# Ask The Wizard #405

x^{2} - 3 = sqrt(x+3). Solve for x.

Let y = both expressions. So, we have:

- y = x^2 - 3
- y = sqrt(x+3)

Note the 3 in both expressions. Let's express both equations with a 3 on one side. First we have:

3 = x^2 - y

Next, let's square the second equation above:

y^2 = x+3

3 = y^2 - x

Let's equate both expressions for 3:

x^2 - y = y^2 - x

Let's rearrange:

x^2 - y^2 + x - y = 0

(x+y)(x-y) + x - y = 0

(x-y)(x+y+1) = 0

First let's examine x-y = 0:

x-y = 0

Let's substitute y = x^2 - 3 for y.

x - (x^2 - 3) = 0

x^2 - x - 3 = 0

Using the Pythagorean formula:

x = (1 +/- sqrt(1 + 12)/2

x = (1 + sqrt(13)/2 & x = (1 - sqrt(13)/2

Second, let's examine x+y+1 = 0:

Let's substitute y = x^2 - 3 for y.

x + (x^2 - 3) + 1 = 0

x + x^2 - 3 + 1 = 0

x^2 + x - 2 = 0

Using the Pythagorean formula:

x = (-1 +/- sqrt(1 + 8)/2

x = (-1 +/- 3)/2

x = 1, x = -2

So, our four answers are:

- x = 1
- x = -2
- x = (1 + sqrt(13)/2 =~ 2.302776
- x = (1 - sqrt(13)/2 =~ -1.302776

I would like to thank the YouTube video Solving x^2-3=sqrt(x+3) by SyberMath for this method to solve this one. Jump to the 6:28 point for this method.

A point outside of a circle of radius 1 can see 1/3 of the circumference. How far away is the point?

Consider the triangle ADE. We know:

- Angle ADE is 90 degrees, because AD is tangent to the circle.
- Angle AED is 60 degrees, because the green triangle angle at E is 120 degrees (1/3 of the whole 360).
- Angle EAD must be the other 30 degrees of triangle ADE.

This is the classic 30-60-90 triangle. We all should know the sides of said triangle are proportional to 1, 2, and sqrt(3).

In this case ED = 1, as given in the question. AE is twice that distance, or 2.

2 gives is the distance from the point to the center of the circle. We are asked the distance from the point to the closest point on the circle. So we subtract the radius. Thus, the answer is 2-1 = 1.
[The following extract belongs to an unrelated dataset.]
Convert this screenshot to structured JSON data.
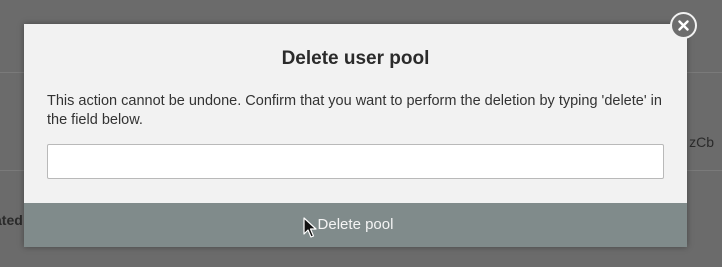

Bob and Tom are walking across a train bridge and are 1/3 of the way from your starting point. Then they hear a train coming from behind them. Both can run at a speed of 5 miles per hour. Bob turns back and Tom run forward. Both miss the train by less than a second. How fast was the train?

Remember distance = rate * time, which we will express as d = r*t

Rewriting that: t = d/r.

The time is the same in both Bob and the train meeting at the beginning of the bridge:

Let's let:

- x = distance between the train initially and the beginning of the bridge.
- r = rate of speed of the train

First, let's look at Bob, who runs back. Let's express t for both Bob and the train to meet at the beginning of the bridge:

Bob: t = (1/3)/5

Train: t = x/r

Equating the two expressions for t:

(1/3)/5 = x/rr/3 = 5x

r = 15x

Second, let's look at Tom, who runs ahead. Let's express t for both Tom and the train to meet at the beginning of the bridge:

Tom: t = (2/3)/5

Train: t = (1+x)/r

Equating the two expressions for t:

(2/3)/5 = (1+x)/r

2r/3 = 5(1+x)

2r = 15(1+x)

2r = 15 + 15x

At this point we have:

- r = 15x
- 2r = 15 + 15x

Let's substitute the expression for r in the first equation into the second:

30x = 15 + 15x

15x = 15

x = 1

Recall, r = 15x.

So, the speed of the train is 15*1 = 15 mph.